# What is the domain and range of f(x) = -2 * sqrt(x-3) + 1?

Jul 2, 2017

domain is $\left[3 , \infty\right)$ and our range is $\left(- \infty , 1\right]$

#### Explanation:

Let's look at the parent function: $\sqrt{x}$

The domain of $\sqrt{x}$ is from $0$ to $\infty$. It starts at zero because we cannot take a square root of a negative number and be able to graph it. $\sqrt{- x}$ gives us $i \sqrt{x}$, which is an imaginary number.

The range of $\sqrt{x}$ is from $0$ to $\infty$

This is the graph of $\sqrt{x}$

graph{y=sqrt(x)}

So, what is the difference between $\sqrt{x}$ and $- 2 \cdot \sqrt{x - 3} + 1$?

Well, let's start with $\sqrt{x - 3}$. The $- 3$ is a horizontal shift, but it is to the right, not the left. So now our domain, instead of from $\left[0 , \infty\right)$, is $\left[3 , \infty\right)$.

graph{y=sqrt(x-3)}

Let's look at the rest of the equation. What does the $+ 1$ do? Well, it shifts our equation up one unit. That doesn't change our domain, which is in the horizontal direction, but it does change our range. Instead of $\left[0 , \infty\right)$, our range is now $\left[1 , \infty\right)$

graph{y=sqrt(x-3)+1}

Now let's see about that $- 2$. This is actually two components, $- 1$ and $2$. Let's deal with the $2$ first. Whenever there is a positive value in front of the equation, it is a vertical stretching factor.

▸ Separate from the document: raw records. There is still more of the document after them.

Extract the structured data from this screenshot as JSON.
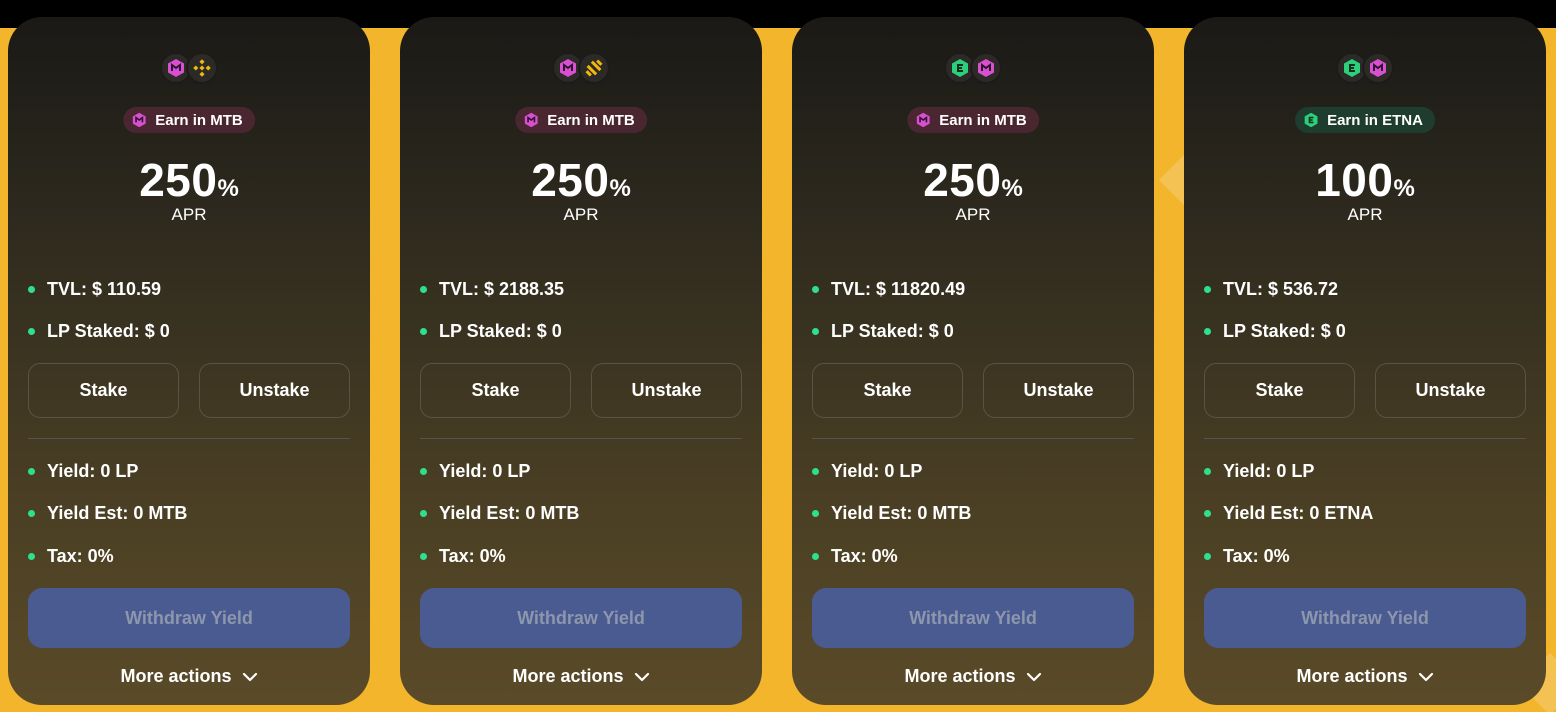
{
  "cards": [
    {
      "tokens": [
        "mtb-token-icon",
        "bnb-token-icon"
      ],
      "earn_label": "Earn in MTB",
      "earn_token": "mtb",
      "apr_value": "250",
      "apr_unit": "%",
      "apr_label": "APR",
      "tvl": "TVL: $ 110.59",
      "lp_staked": "LP Staked: $ 0",
      "stake_label": "Stake",
      "unstake_label": "Unstake",
      "yield": "Yield: 0 LP",
      "yield_est": "Yield Est: 0 MTB",
      "tax": "Tax: 0%",
      "withdraw_label": "Withdraw Yield",
      "more_label": "More actions"
    },
    {
      "tokens": [
        "mtb-token-icon",
        "busd-token-icon"
      ],
      "earn_label": "Earn in MTB",
      "earn_token": "mtb",
      "apr_value": "250",
      "apr_unit": "%",
      "apr_label": "APR",
      "tvl": "TVL: $ 2188.35",
      "lp_staked": "LP Staked: $ 0",
      "stake_label": "Stake",
      "unstake_label": "Unstake",
      "yield": "Yield: 0 LP",
      "yield_est": "Yield Est: 0 MTB",
      "tax": "Tax: 0%",
      "withdraw_label": "Withdraw Yield",
      "more_label": "More actions"
    },
    {
      "tokens": [
        "etna-token-icon",
        "mtb-token-icon"
      ],
      "earn_label": "Earn in MTB",
      "earn_token": "mtb",
      "apr_value": "250",
      "apr_unit": "%",
      "apr_label": "APR",
      "tvl": "TVL: $ 11820.49",
      "lp_staked": "LP Staked: $ 0",
      "stake_label": "Stake",
      "unstake_label": "Unstake",
      "yield": "Yield: 0 LP",
      "yield_est": "Yield Est: 0 MTB",
      "tax": "Tax: 0%",
      "withdraw_label": "Withdraw Yield",
      "more_label": "More actions"
    },
    {
      "tokens": [
        "etna-token-icon",
        "mtb-token-icon"
      ],
      "earn_label": "Earn in ETNA",
      "earn_token": "etna",
      "apr_value": "100",
      "apr_unit": "%",
      "apr_label": "APR",
      "tvl": "TVL: $ 536.72",
      "lp_staked": "LP Staked: $ 0",
      "stake_label": "Stake",
      "unstake_label": "Unstake",
      "yield": "Yield: 0 LP",
      "yield_est": "Yield Est: 0 ETNA",
      "tax": "Tax: 0%",
      "withdraw_label": "Withdraw Yield",
      "more_label": "More actions"
    }
  ],
  "colors": {
    "page_background": "#f2b52c",
    "bullet": "#2ee08e",
    "withdraw_button": "#495b90",
    "withdraw_text_disabled": "#8d96ad",
    "mtb_brand": "#d94fd0",
    "etna_brand": "#2ecf7a",
    "bnb_brand": "#f0b90b"
  }
}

That means, instead of having the point $\left(4 , 2\right)$, where $\sqrt{4}$
equals $2$, now we have $\sqrt{2 \cdot 4}$ equals $2$. So, it changes how our graph looks, but not the domain or the range.

graph{y=2 * sqrt(x-3)+1}

Now we've got that $- 1$ to deal with. A negative in the front of the equation means a refection across the $x$-axis. That won't change our domain, but our range goes from $\left[1 , \infty\right)$ to $\left(- \infty , 1\right]$

graph{y=-2sqrt(x-3)+1}

So, our final domain is $\left[3 , \infty\right)$ and our range is $\left(- \infty , 1\right]$